The unforgettable 5-day Poon Hill Trek (3,210 m): Battling the 3,000+ stairs, experiencing the magical sunrise over the Annapurna and Dhaulagiri ranges, staying in tea houses, and relaxing post-trek in beautiful Pokhara.
Part 1: Pokhara Rest and Gearing Up
Pokhara has been our gentle reset button: a lakeside town (hello, Lake Fewa) tucked under the Annapurnas, where the air is calmer, the coffee is slower, and everyone casually admits, “I could never live in Kathmandu.” We’ve spent a week here catching our breath and reliving a five-day trek to Poon Hill that left our legs jelly and our hearts very full.
Our Kathmandu hostel lined everything up: Subarna (our guide) and Indra (our porter and certified stair-crushing superhero). We hadn’t planned on a porter, but, surprise, one appeared the day before we left. Reader, we did not protest. Poon Hill can be four to seven days; we chose five—long enough to feel earned, short enough to still like each other.
Part 2: The Ascent to Ghorepani
Day 1: Find the Stairs, Find Your Pace. We took a taxi to the trailhead (about 1,100 m), then went straight into “Nepali flat”, which is to say 2,000 mismatched stone steps that are neither flat nor friendly. We pushed on toward Landruk. When Machapuchare’s shark-fin silhouette (fishtail!) finally popped into full view, we called it: tea house, warm food, and a surprisingly plush foam mattress. Rooms are concrete, unheated, and somehow colder than outside.
Day 2: Down, Up, Repeat (Ghandruk → Tadapani). Breakfast was simple fuel for a morning descent to 1,250 m, followed by (of course) more climbing. We stared at a skyline that makes you whisper: Annapurna South (8,091 m) showboating while Machapuchare (6,993 m) preened from the side. We kept going and stopped in Tadapani. Sun dipped, peaks glowed orange, and everyone went quiet for a minute.
Day 3: Forests, Ridges, and the Long Push to Ghorepani. This was six hours of rollers through rhododendron forest, cresting at Deurali—the balcony seat for Annapurna I, II, III and Dhaulagiri (8,167 m). We pushed on to Ghorepani (just under 2,900 m) and checked into another "Hungry Eye." Below the lodge: a schoolyard court where a basketball rim framed the Himalayas.

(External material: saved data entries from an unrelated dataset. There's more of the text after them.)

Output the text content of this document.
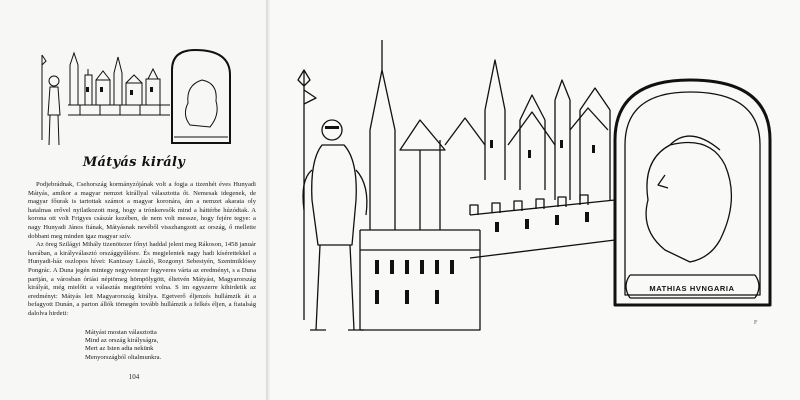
Mátyás király

Podjebrádnak, Csehország kormányzójának volt a fogja a tizenhét éves Hunyadi Mátyás, amikor a magyar nemzet királlyal választotta őt. Nemesak idegenek, de magyar főurak is tartottak számot a magyar koronára, ám a nemzet akarata oly hatalmas erővel nyilatkozott meg, hogy a trónkeresők mind a háttérbe húzódtak. A korona ott volt Frigyes császár kezében, de nem volt messze, hogy fejére tegye: a nagy Hunyadi János fiának, Mátyásnak nevéből visszhangzott az ország, ő mellette dobbant meg minden igaz magyar szív.

Az öreg Szilágyi Mihály tizenötezer főnyi haddal jelent meg Rákoson, 1458 január havában, a királyválasztó országgyűlésre. És megjelentek nagy hadi kísérettekkel a Hunyadi-ház oszlopos hívei: Kanizsay László, Rozgonyi Sebestyén, Szentmiklóssy Pongrác. A Duna jegén mintegy negyvenezer fegyveres várta az eredményt, s a Duna partján, a városban óriási néptömeg hömpölygött, éltetvén Mátyást, Magyarország királyát, még mielőtt a választás megtörtént volna. S im egyszerre kihirdetik az eredményt: Mátyás lett Magyarország királya. Egetverő éljenzés hullámzik át a befagyott Dunán, a parton állók tömegén tovább hullámzik a felkés éljen, a fiatalság dalolva hirdeti:

Mátyást mostan választotta
Mind az ország királyságra,
Mert az Isten adta nekünk
Menyországból oltalmunkra.
104
MATHIAS HVNGARIA
F
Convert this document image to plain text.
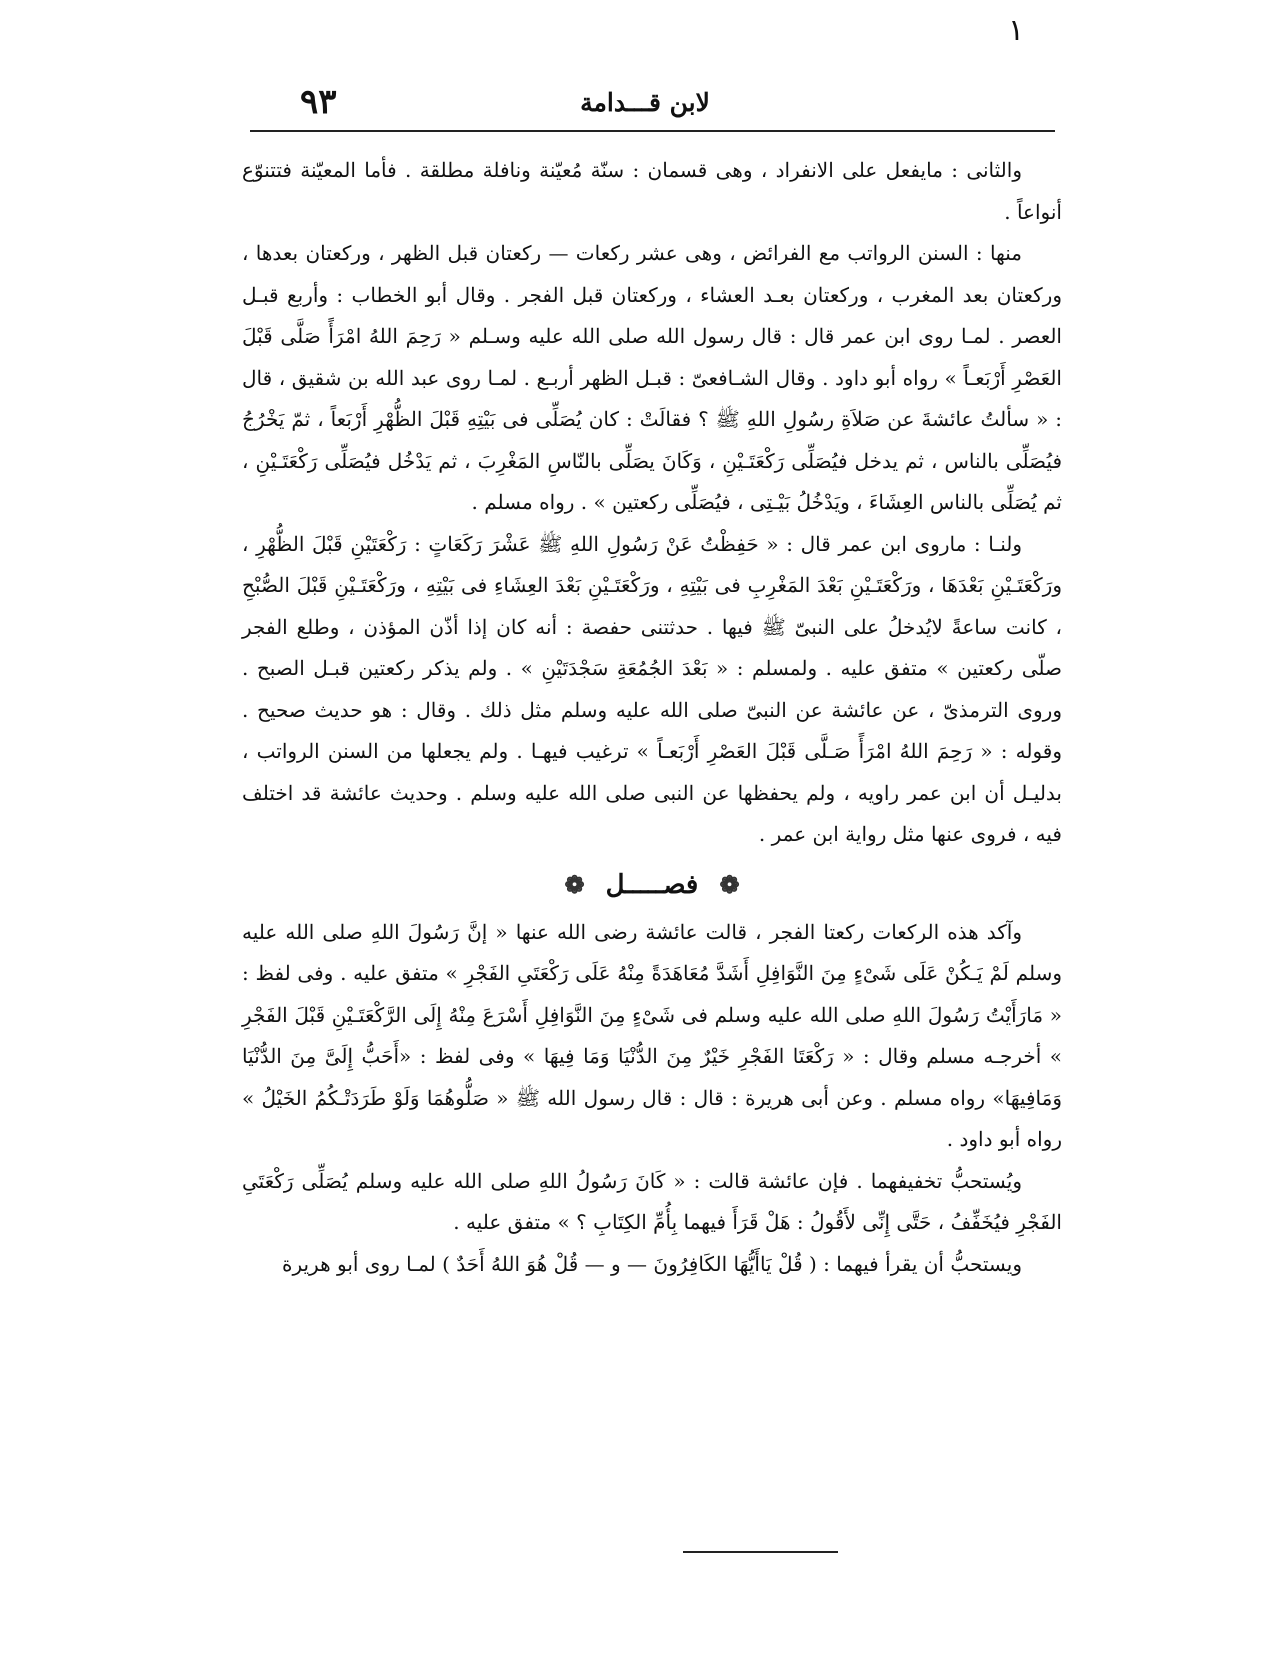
١
٩٣	لابن قـــدامة

والثانى : مايفعل على الانفراد ، وهى قسمان : سنّة مُعيّنة ونافلة مطلقة . فأما المعيّنة فتتنوّع أنواعاً .

منها : السنن الرواتب مع الفرائض ، وهى عشر ركعات — ركعتان قبل الظهر ، وركعتان بعدها ، وركعتان بعد المغرب ، وركعتان بعـد العشاء ، وركعتان قبل الفجر . وقال أبو الخطاب : وأربع قبـل العصر . لمـا روى ابن عمر قال : قال رسول الله صلى الله عليه وسـلم « رَحِمَ اللهُ امْرَأً صَلَّى قَبْلَ العَصْرِ أَرْبَعـاً » رواه أبو داود . وقال الشـافعىّ : قبـل الظهر أربـع . لمـا روى عبد الله بن شقيق ، قال : « سألتُ عائشةَ عن صَلاَةِ رسُولِ اللهِ ﷺ ؟ فقالَتْ : كان يُصَلِّى فى بَيْتِهِ قَبْلَ الظُّهْرِ أَرْبَعاً ، ثمّ يَخْرُجُ فيُصَلِّى بالناس ، ثم يدخل فيُصَلِّى رَكْعَتَـيْنِ ، وَكَانَ يصَلِّى بالنّاسِ المَغْرِبَ ، ثم يَدْخُل فيُصَلِّى رَكْعَتَـيْنِ ، ثم يُصَلِّى بالناس العِشَاءَ ، ويَدْخُلُ بَيْـتِى ، فيُصَلِّى ركعتين » . رواه مسلم .

ولنـا : ماروى ابن عمر قال : « حَفِظْتُ عَنْ رَسُولِ اللهِ ﷺ عَشْرَ رَكَعَاتٍ : رَكْعَتَيْنِ قَبْلَ الظُّهْرِ ، ورَكْعَتَـيْنِ بَعْدَهَا ، ورَكْعَتَـيْنِ بَعْدَ المَغْرِبِ فى بَيْتِهِ ، ورَكْعَتَـيْنِ بَعْدَ العِشَاءِ فى بَيْتِهِ ، ورَكْعَتَـيْنِ قَبْلَ الصُّبْحِ ، كانت ساعةً لايُدخلُ على النبىّ ﷺ فيها . حدثتنى حفصة : أنه كان إذا أذّن المؤذن ، وطلع الفجر صلّى ركعتين » متفق عليه . ولمسلم : « بَعْدَ الجُمُعَةِ سَجْدَتَيْنِ » . ولم يذكر ركعتين قبـل الصبح . وروى الترمذىّ ، عن عائشة عن النبىّ صلى الله عليه وسلم مثل ذلك . وقال : هو حديث صحيح . وقوله : « رَحِمَ اللهُ امْرَأً صَـلَّى قَبْلَ العَصْرِ أَرْبَعـاً » ترغيب فيهـا . ولم يجعلها من السنن الرواتب ، بدليـل أن ابن عمر راويه ، ولم يحفظها عن النبى صلى الله عليه وسلم . وحديث عائشة قد اختلف فيه ، فروى عنها مثل رواية ابن عمر .

❁ فصـــــل ❁

وآكد هذه الركعات ركعتا الفجر ، قالت عائشة رضى الله عنها « إنَّ رَسُولَ اللهِ صلى الله عليه وسلم لَمْ يَـكُنْ عَلَى شَىْءٍ مِنَ النَّوَافِلِ أَشَدَّ مُعَاهَدَةً مِنْهُ عَلَى رَكْعَتَىِ الفَجْرِ » متفق عليه . وفى لفظ : « مَارَأَيْتُ رَسُولَ اللهِ صلى الله عليه وسلم فى شَىْءٍ مِنَ النَّوَافِلِ أَسْرَعَ مِنْهُ إِلَى الرَّكْعَتَـيْنِ قَبْلَ الفَجْرِ » أخرجـه مسلم وقال : « رَكْعَتَا الفَجْرِ خَيْرٌ مِنَ الدُّنْيَا وَمَا فِيهَا » وفى لفظ : «أَحَبُّ إِلَىَّ مِنَ الدُّنْيَا وَمَافِيهَا» رواه مسلم . وعن أبى هريرة : قال : قال رسول الله ﷺ « صَلُّوهُمَا وَلَوْ طَرَدَتْـكُمُ الخَيْلُ » رواه أبو داود .

ويُستحبُّ تخفيفهما . فإن عائشة قالت : « كَانَ رَسُولُ اللهِ صلى الله عليه وسلم يُصَلِّى رَكْعَتَىِ الفَجْرِ فيُخَفِّفُ ، حَتَّى إِنِّى لأَقُولُ : هَلْ قَرَأَ فيهما بِأُمِّ الكِتَابِ ؟ » متفق عليه .

ويستحبُّ أن يقرأ فيهما : ( قُلْ يَاأَيُّهَا الكَافِرُونَ — و — قُلْ هُوَ اللهُ أَحَدٌ ) لمـا روى أبو هريرة
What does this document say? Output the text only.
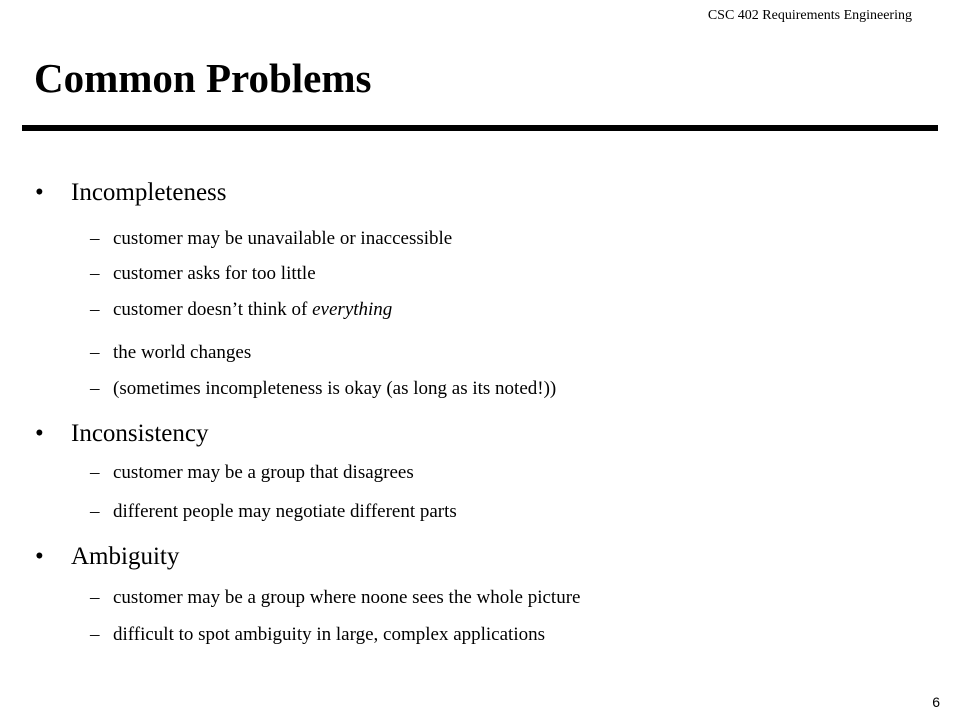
CSC 402 Requirements Engineering
Common Problems
• Incompleteness
– customer may be unavailable or inaccessible
– customer asks for too little
– customer doesn’t think of everything
– the world changes
– (sometimes incompleteness is okay (as long as its noted!))
• Inconsistency
– customer may be a group that disagrees
– different people may negotiate different parts
• Ambiguity
– customer may be a group where noone sees the whole picture
– difficult to spot ambiguity in large, complex applications
6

Part 3: Sunrise at Poon Hill and the Great Descent
Day 4: Poon Hill at Dawn. Alarms at 5:00 a.m., headlamps on, 45 minutes of puffing up to Poon Hill (3,210 m). The sunrise plays the same trick every time: black turns blue, then the peaks blush orange as if someone’s slowly raising a dimmer switch. Dhaulagiri, Nilgiri, Annapurna I, II, III—roll call answered. We stayed an hour, grinning and taking all the photos we promised we wouldn’t take.
Back at the lodge for breakfast, then the knee-testing descent toward Tikhedhunga. There’s a notorious stair section—local legend says “3,000+ steps.” By evening, we were in a lively tea house with our new Singaporean friends. The guides produced Nepali rum; there was dancing. My quads filed a complaint and then forgave me.
Day 5: Out Through Villages and Terraces. Mostly downhill to the final checkpoint, past terrace farms, buffalo traffic jams, and kids who can sprint uphill in flip-flops. Taxi from Nayapul jolted us home—40 km of “bonus massage” road—where showers felt like medical treatment. We tipped well. I taught them “pole pole” (Swahili: slowly, slowly); they taught me “dheere, dheere” (Nepali: slowly, slowly), “chito, chito” (fast!), and “jom jom” (let’s go!).
Part 4: Pokhara Days and Reflections
Rest day adventures: Devi’s Fall and the Gupteshwar Mahadev Cave. While we were squinting at the disappearing river, a school group swarmed us for photos. It started with two shy teens and ended with the entire class, principal included. We did an all-staff shot, group shots, cave shots—20 minutes of laughing.
We also visited a Tibetan community to watch weaving. I fell for a hand-knotted carpet the size of our living room. We walked away. Then we walked back. It’s now being custom-made (four weavers, over a month of work) and shipped in three months. Officially excited.
Five days of stone steps, starry nights, and a sunrise that painted the world—Poon Hill wasn’t just a trek, it was a reset. Pokhara has a way of pulling the noise out of your head and replacing it with prayer flags and lake ripples. We’ll carry that quiet with us into the glorious chaos of India.